In order to avoid all kinds of bugs caused by tokio::spawn mishandling, code review must be strictly limited on the use of spawn.

Our company requires that before introducing a new tokio::spawn, we must apply to the superior and specify the reason for using the spawn, the survival of the spawn, and the external resources introduced in detail in the notes

And the JoinHandle that requires explicit store spawn will actively call handle.abort() in the Drop.

Spawn is not a silver bullet. There are other ways to write spawn that do not block code execution. Think carefully before using spawn

Some thoughts on Tokio’s problems

tokio::task::JoinHandle

A JoinHandle detaches the associated task when it is dropped

Personally unable to feel like the coroutine detach of Glommio or the thread pthread_detach of libpthead.so is really inconvenient to let callers decide for themselves whether detach is needed or not

pin Future to CPU core

Tokio lacks concepts like glommio pin to core, similar to libpthread_setaffinity_NP? Neither does Tokio, it seems

This is one of tokio’s cross-platform limitations. Some of the apis are already available on Linux but may not be available on Windows/MAC

Can Tokio fix a Future to one CPU core to avoid the context-switching overhead of executing across multiple cores, but this seems to conflict with Tokio’s work-stealing approach of balancing all core loads. Tokio doesn’t want one core to have difficulty with multiple cores

Single-threaded runtime can be faster in some cases

In our project, Benchmark has found that some modules perform better using tokio’s single-threaded runtime, so we can’t believe that multi-threaded runtime is better than single-threaded runtime, because it’s expensive to synchronize data with multiple CPU cores. You need to make a case-by-case analysis of whether to use single-threaded or multi-threaded runtime

(But single-threaded and multi-threaded tokio:: Spawn’s Future signature is the same… Single thread does not have one less Send constraint…

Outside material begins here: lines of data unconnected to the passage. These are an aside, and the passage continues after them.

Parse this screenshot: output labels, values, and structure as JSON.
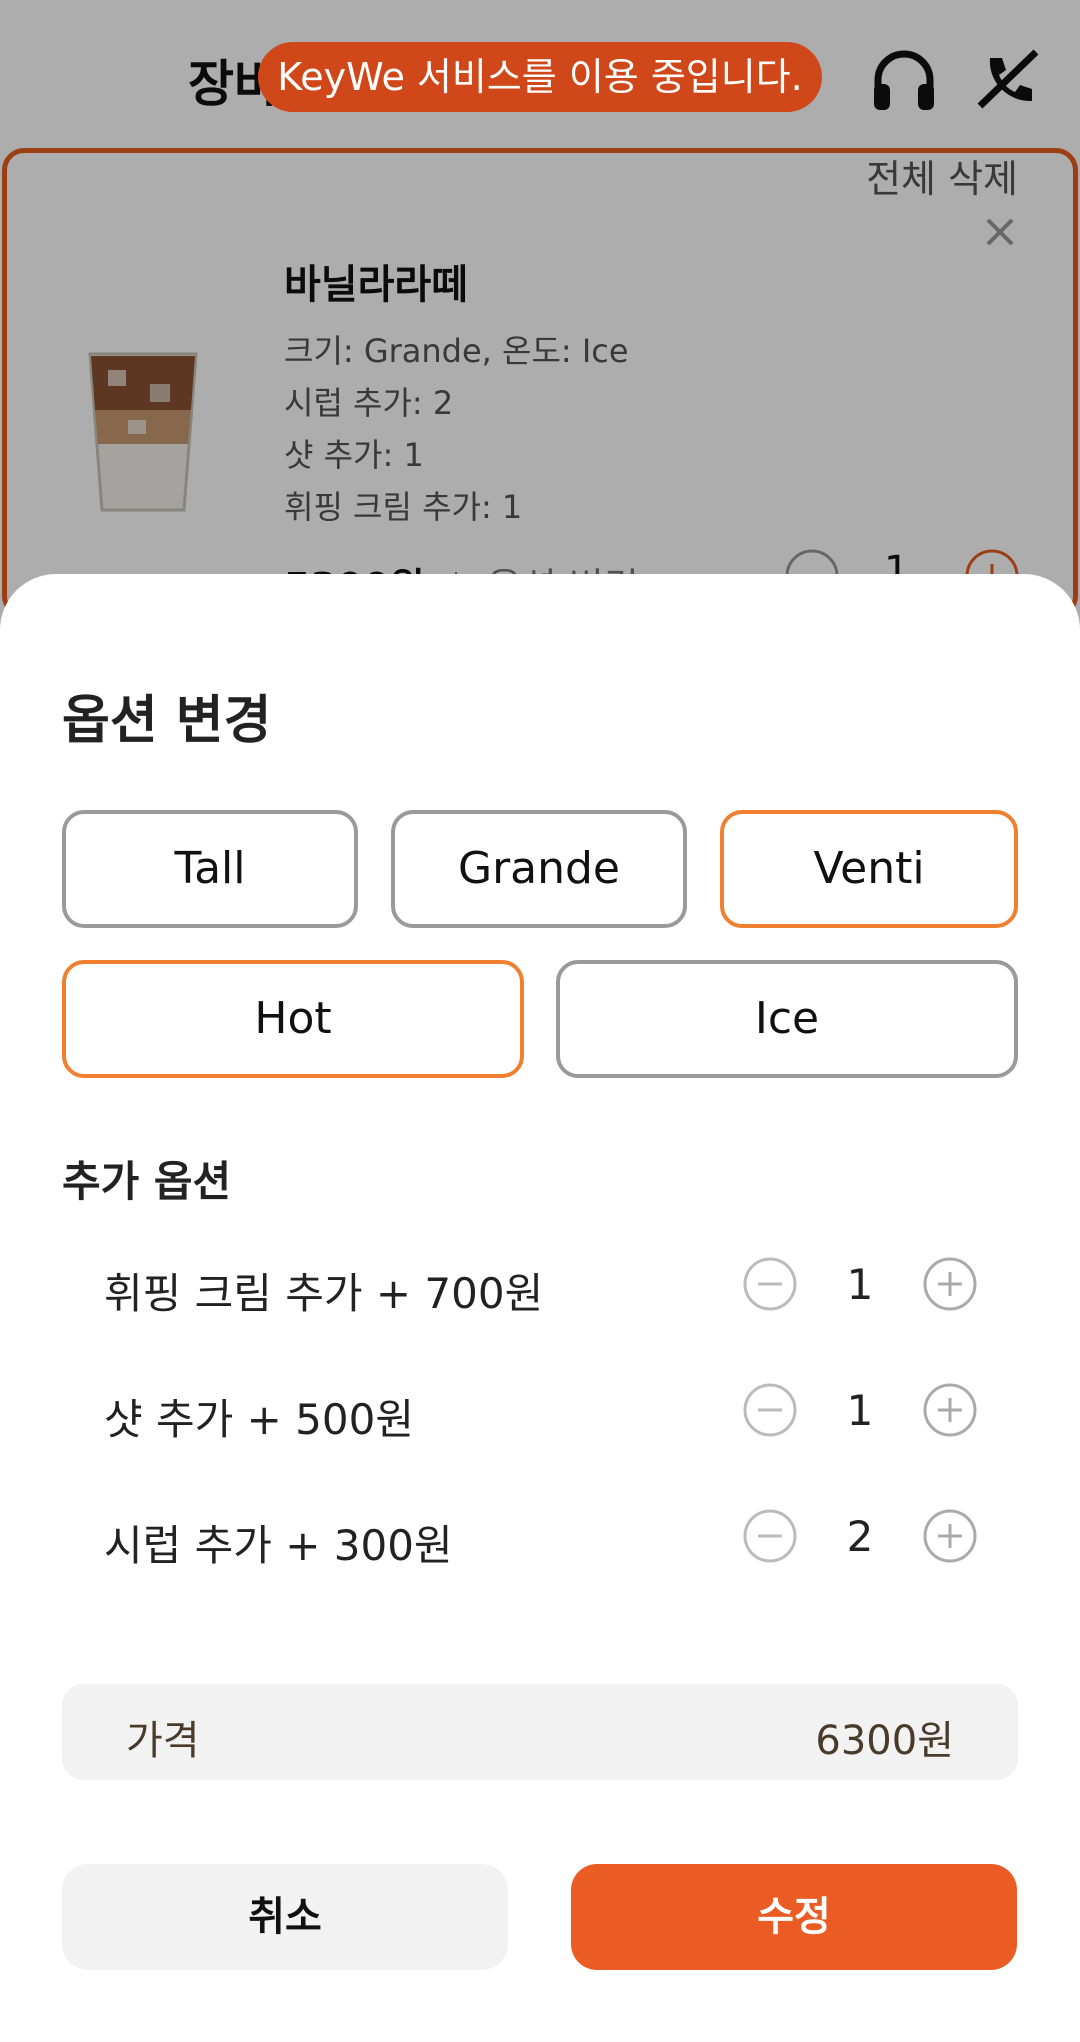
{
  "header": {
    "title": "장바구니",
    "headset_icon": "headset-icon",
    "call_end_icon": "call-end-icon"
  },
  "toast": {
    "text": "KeyWe 서비스를 이용 중입니다."
  },
  "cart": {
    "delete_all_label": "전체 삭제",
    "item": {
      "name": "바닐라라떼",
      "options": [
        "크기: Grande, 온도: Ice",
        "시럽 추가: 2",
        "샷 추가: 1",
        "휘핑 크림 추가: 1"
      ],
      "price": "5300원",
      "change_option_label": "옵션 변경",
      "quantity": "1",
      "image_icon": "iced-latte-image"
    }
  },
  "sheet": {
    "title": "옵션 변경",
    "sizes": [
      {
        "label": "Tall",
        "selected": false
      },
      {
        "label": "Grande",
        "selected": false
      },
      {
        "label": "Venti",
        "selected": true
      }
    ],
    "temperatures": [
      {
        "label": "Hot",
        "selected": true
      },
      {
        "label": "Ice",
        "selected": false
      }
    ],
    "addon_section_title": "추가 옵션",
    "addons": [
      {
        "label": "휘핑 크림 추가 + 700원",
        "quantity": "1"
      },
      {
        "label": "샷 추가 + 500원",
        "quantity": "1"
      },
      {
        "label": "시럽 추가 + 300원",
        "quantity": "2"
      }
    ],
    "price_label": "가격",
    "price_value": "6300원",
    "cancel_label": "취소",
    "confirm_label": "수정"
  },
  "colors": {
    "accent": "#eb5c24",
    "selected_border": "#f08030",
    "unselected_border": "#9a9a9a",
    "toast_bg": "#d0481a"
  }
}
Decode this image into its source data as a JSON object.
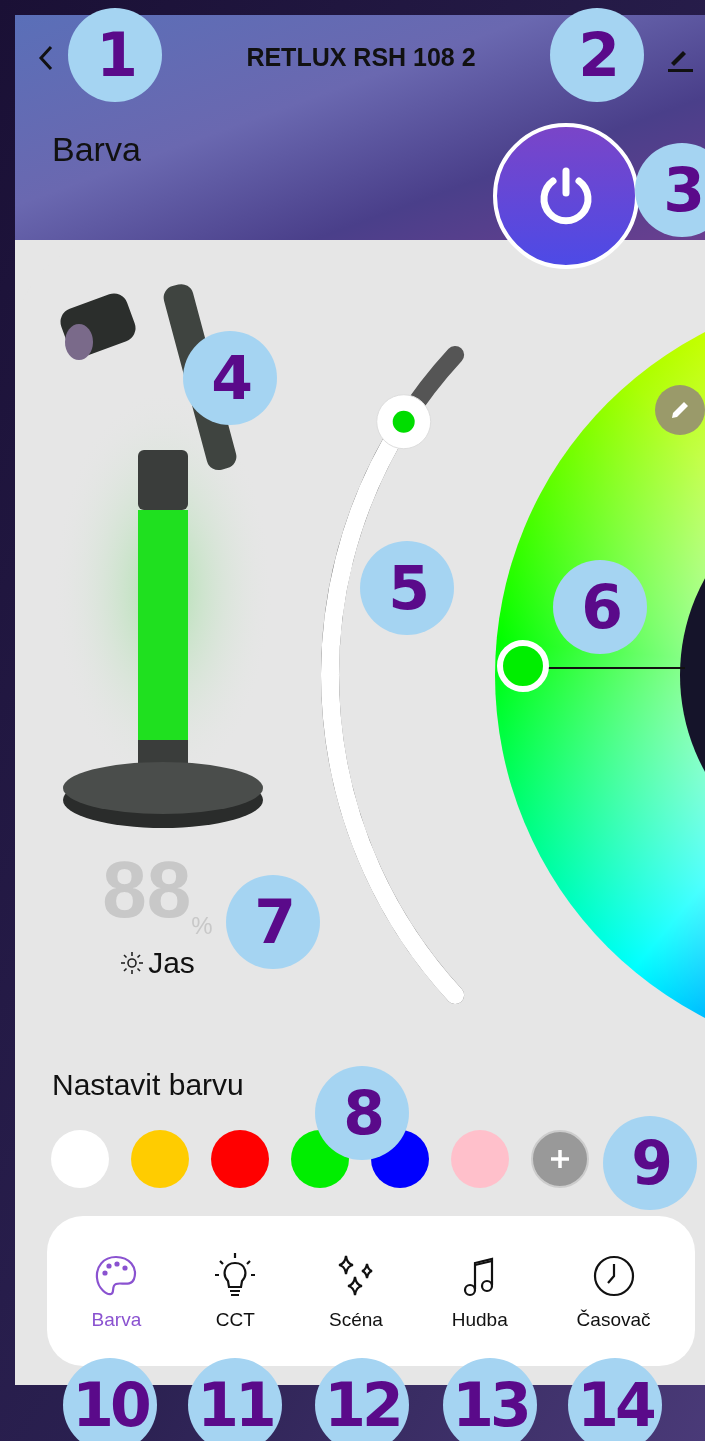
{
  "header": {
    "title": "RETLUX RSH 108 2",
    "section": "Barva"
  },
  "brightness": {
    "value": "88",
    "unit": "%",
    "label": "Jas",
    "level": 0.88
  },
  "presets": {
    "title": "Nastavit barvu",
    "swatches": [
      {
        "color": "#ffffff"
      },
      {
        "color": "#ffcc00"
      },
      {
        "color": "#ff0000"
      },
      {
        "color": "#00ee00"
      },
      {
        "color": "#0000ff"
      },
      {
        "color": "#ffc0cb"
      }
    ]
  },
  "tabs": [
    {
      "label": "Barva",
      "kind": "palette",
      "selected": true
    },
    {
      "label": "CCT",
      "kind": "bulb",
      "selected": false
    },
    {
      "label": "Scéna",
      "kind": "sparkles",
      "selected": false
    },
    {
      "label": "Hudba",
      "kind": "music",
      "selected": false
    },
    {
      "label": "Časovač",
      "kind": "clock",
      "selected": false
    }
  ],
  "callouts": [
    {
      "label": "1"
    },
    {
      "label": "2"
    },
    {
      "label": "3"
    },
    {
      "label": "4"
    },
    {
      "label": "5"
    },
    {
      "label": "6"
    },
    {
      "label": "7"
    },
    {
      "label": "8"
    },
    {
      "label": "9"
    },
    {
      "label": "10"
    },
    {
      "label": "11"
    },
    {
      "label": "12"
    },
    {
      "label": "13"
    },
    {
      "label": "14"
    }
  ]
}
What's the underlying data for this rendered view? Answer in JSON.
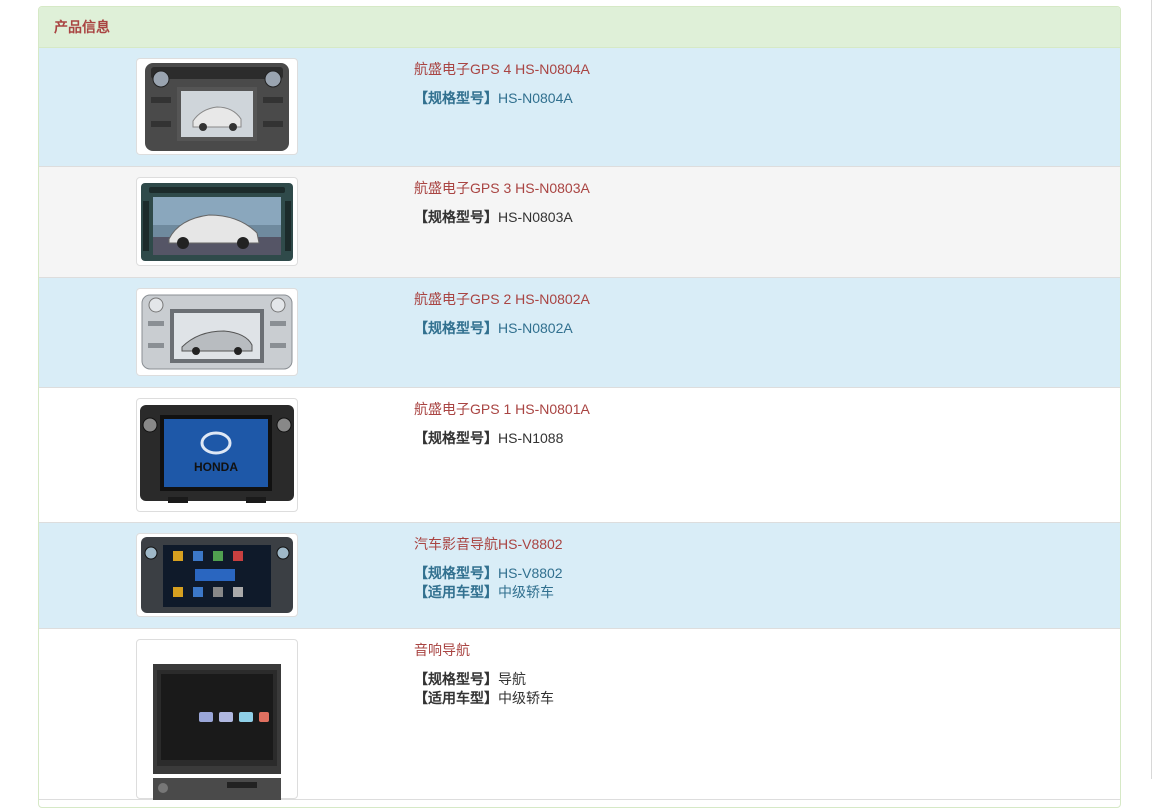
{
  "panel": {
    "heading": "产品信息"
  },
  "products": [
    {
      "title": "航盛电子GPS 4 HS-N0804A",
      "spec_label": "【规格型号】",
      "spec_value": "HS-N0804A",
      "image": "car-dvd-gps-unit-image"
    },
    {
      "title": "航盛电子GPS 3 HS-N0803A",
      "spec_label": "【规格型号】",
      "spec_value": "HS-N0803A",
      "image": "car-dvd-gps-unit-image"
    },
    {
      "title": "航盛电子GPS 2 HS-N0802A",
      "spec_label": "【规格型号】",
      "spec_value": "HS-N0802A",
      "image": "car-dvd-gps-unit-image"
    },
    {
      "title": "航盛电子GPS 1 HS-N0801A",
      "spec_label": "【规格型号】",
      "spec_value": "HS-N1088",
      "image": "honda-gps-unit-image"
    },
    {
      "title": "汽车影音导航HS-V8802",
      "spec_label": "【规格型号】",
      "spec_value": "HS-V8802",
      "vehicle_label": "【适用车型】",
      "vehicle_value": "中级轿车",
      "image": "multimedia-menu-unit-image"
    },
    {
      "title": "音响导航",
      "spec_label": "【规格型号】",
      "spec_value": "导航",
      "vehicle_label": "【适用车型】",
      "vehicle_value": "中级轿车",
      "image": "flip-screen-unit-image"
    }
  ],
  "colors": {
    "heading_bg": "#dff0d8",
    "heading_text": "#a94442",
    "info_row": "#d9edf7",
    "gray_row": "#f5f5f5",
    "info_text": "#31708f"
  }
}
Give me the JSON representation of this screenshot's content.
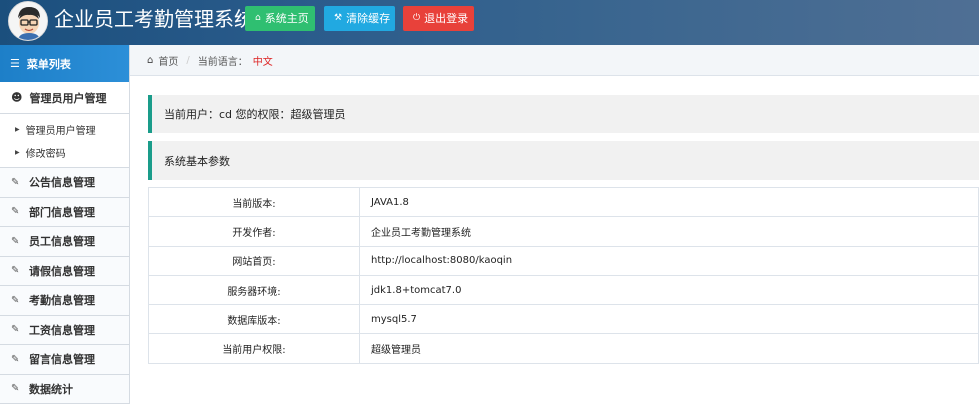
{
  "header": {
    "title": "企业员工考勤管理系统",
    "buttons": {
      "home": "系统主页",
      "clear_cache": "清除缓存",
      "logout": "退出登录"
    },
    "colors": {
      "green": "#2fbf71",
      "blue": "#21a9e1",
      "red": "#e8413a"
    }
  },
  "sidebar": {
    "heading": "菜单列表",
    "admin_group": "管理员用户管理",
    "admin_sub": [
      "管理员用户管理",
      "修改密码"
    ],
    "items": [
      "公告信息管理",
      "部门信息管理",
      "员工信息管理",
      "请假信息管理",
      "考勤信息管理",
      "工资信息管理",
      "留言信息管理",
      "数据统计"
    ]
  },
  "breadcrumb": {
    "home": "首页",
    "current_label": "当前语言：",
    "current_value": "中文"
  },
  "panels": {
    "user_info": "当前用户：cd 您的权限：超级管理员",
    "params_title": "系统基本参数"
  },
  "params": [
    {
      "key": "当前版本:",
      "value": "JAVA1.8"
    },
    {
      "key": "开发作者:",
      "value": "企业员工考勤管理系统"
    },
    {
      "key": "网站首页:",
      "value": "http://localhost:8080/kaoqin"
    },
    {
      "key": "服务器环境:",
      "value": "jdk1.8+tomcat7.0"
    },
    {
      "key": "数据库版本:",
      "value": "mysql5.7"
    },
    {
      "key": "当前用户权限:",
      "value": "超级管理员"
    }
  ]
}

Finally, let’s imagine how we can design the Runtime from a Linux-only perspective, regardless of MAC/Windows compatibility, which can squeeze Linux performance out of many Linux-only apis. You may end up discovering that Rust’s own Future is inadequate or unusable, or even creating its own run-time Future (just as many C++ libraries create their own Future).